Während in der ostelbischen Region noch immer die Beseitigung der Hochwasserschäden im Mittelpunkt steht, sind die Arbeiten in und um Tangermünde fast abgeschlossen. Einen Überblick dazu gab jetzt Karsten Lemke, Mitarbeiter der Stadtverwaltung.

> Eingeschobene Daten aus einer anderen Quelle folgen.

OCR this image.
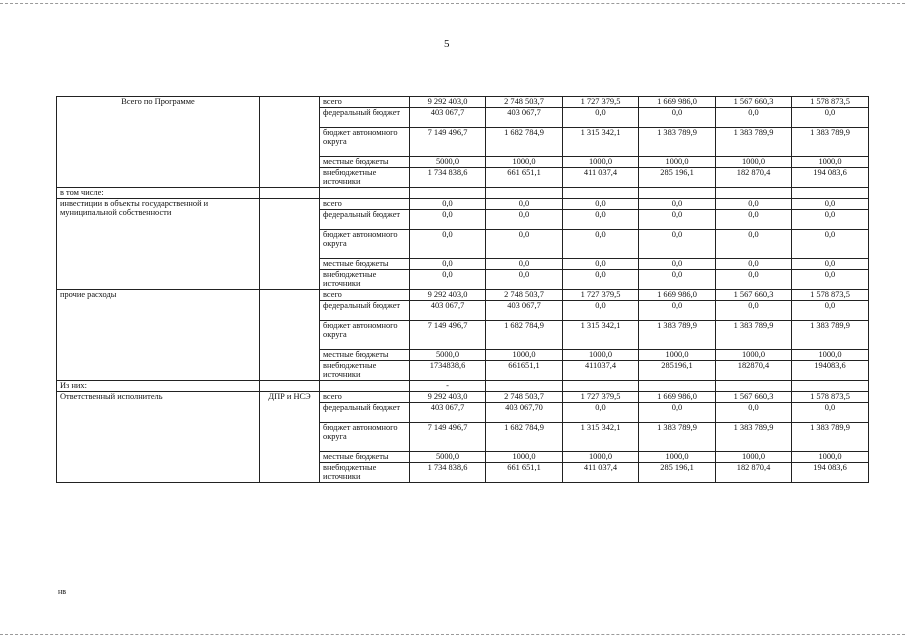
5
Всего по Программе		всего	9 292 403,0	2 748 503,7	1 727 379,5	1 669 986,0	1 567 660,3	1 578 873,5
		федеральный бюджет	403 067,7	403 067,7	0,0	0,0	0,0	0,0
		бюджет автономного округа	7 149 496,7	1 682 784,9	1 315 342,1	1 383 789,9	1 383 789,9	1 383 789,9
		местные бюджеты	5000,0	1000,0	1000,0	1000,0	1000,0	1000,0
		внебюджетные источники	1 734 838,6	661 651,1	411 037,4	285 196,1	182 870,4	194 083,6
в том числе:								
инвестиции в объекты государственной и муниципальной собственности		всего	0,0	0,0	0,0	0,0	0,0	0,0
		федеральный бюджет	0,0	0,0	0,0	0,0	0,0	0,0
		бюджет автономного округа	0,0	0,0	0,0	0,0	0,0	0,0
		местные бюджеты	0,0	0,0	0,0	0,0	0,0	0,0
		внебюджетные источники	0,0	0,0	0,0	0,0	0,0	0,0
прочие расходы		всего	9 292 403,0	2 748 503,7	1 727 379,5	1 669 986,0	1 567 660,3	1 578 873,5
		федеральный бюджет	403 067,7	403 067,7	0,0	0,0	0,0	0,0
		бюджет автономного округа	7 149 496,7	1 682 784,9	1 315 342,1	1 383 789,9	1 383 789,9	1 383 789,9
		местные бюджеты	5000,0	1000,0	1000,0	1000,0	1000,0	1000,0
		внебюджетные источники	1734838,6	661651,1	411037,4	285196,1	182870,4	194083,6
Из них:			-					
Ответственный исполнитель	ДПР и НСЭ	всего	9 292 403,0	2 748 503,7	1 727 379,5	1 669 986,0	1 567 660,3	1 578 873,5
		федеральный бюджет	403 067,7	403 067,70	0,0	0,0	0,0	0,0
		бюджет автономного округа	7 149 496,7	1 682 784,9	1 315 342,1	1 383 789,9	1 383 789,9	1 383 789,9
		местные бюджеты	5000,0	1000,0	1000,0	1000,0	1000,0	1000,0
		внебюджетные источники	1 734 838,6	661 651,1	411 037,4	285 196,1	182 870,4	194 083,6
нв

Tangermünde l Eine Liste mit zu regulierenden Hochwasserschäden hatte der Stadtrat 2013 beschlossen. Sie war die Grundlage dafür, beim Land die 100-prozentige Förderung zur Beseitigung der Schäden beantragen zu können. Mit einigen wenigen Nachmeldungen blieb es dabei. Mehr als zwei Millionen Euro wurden der Stadt bewilligt. 2014 bestanden somit vielerorts Baustellen, auf denen das repariert wurde, was das Elbewasser 2013 zerstört hatte.

Karsten Lemke, Mitarbeiter des Amtes für Investitionen und Liegenschaften, hatte den Mitgliedern des Ausschusses für Bau, Umwelt und Verkehr am Dienstag eine Aufstellung der Arbeiten inklusive dem Bearbeitungsstand mitgebracht und erklärte sie.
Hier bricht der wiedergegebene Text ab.